Степанов, покуривая, молчал. Капитан-директор приказал подготовить базу к шторму. Вскоре китобойцы «Фронт» и «Труд» радировали, что возвращаются. Все суда шли без добычи.

«Шторм» сообщил: «Преследую второго кита. Прошу разрешения закончить охоту». Можура резко сказал радисту:

— Передайте Волкову: «Немедленно идти к базе». Застигнет его шторм, могут тушу потерять.

А шторм уже надвигался. Он ударил первой высокой волной в борт базы, обдал палубу и ее надстройки густым дождем брызг. Снег все сыпал. Не стало видно верхушек мачт.

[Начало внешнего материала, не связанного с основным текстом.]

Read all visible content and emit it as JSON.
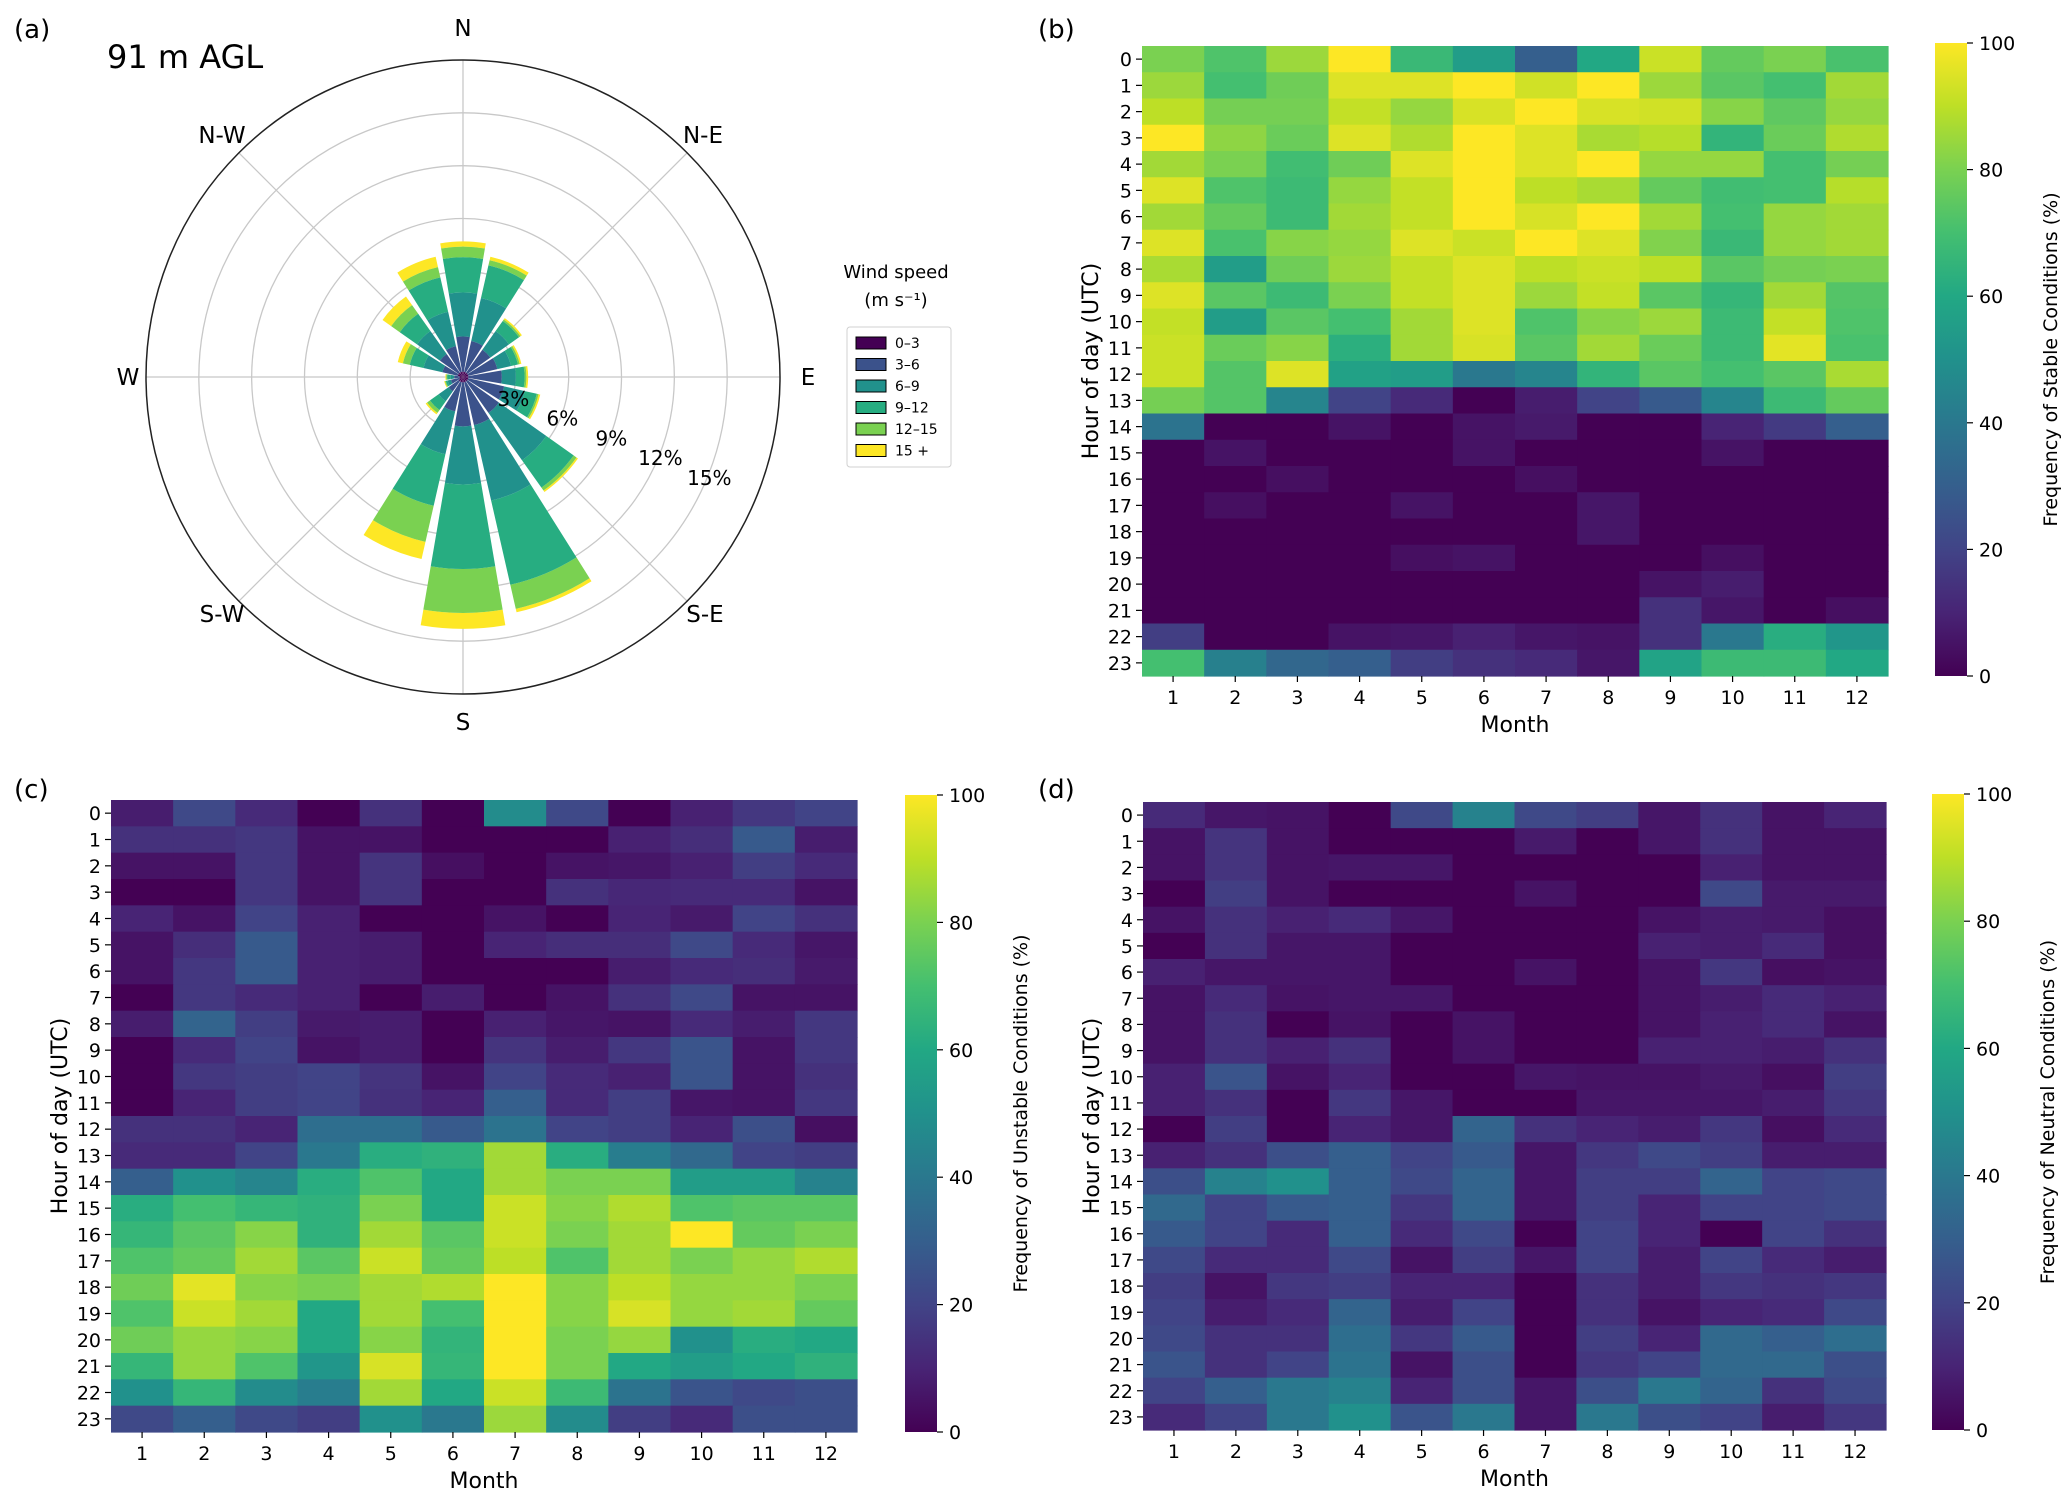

Степанов не уходил с мостика. Всякий раз во время шторма он часами простаивал рядом с капитаном. Он любил, когда в лицо ему бил свирепый ветер и огромные, подобные горам, волны швыряли судно, пытаясь его захлестнуть, утянуть на дно, а оно, послушное руке человека, двигалось неуклонно вперед, побеждая разъяренную стихию. В этой победе Степанов видел великое торжество человека, и его наполняла огромная радость и гордость. Не будучи в силах ее сдержать, он начинал негромко напевать свою любимую еще с партизанских времен песню.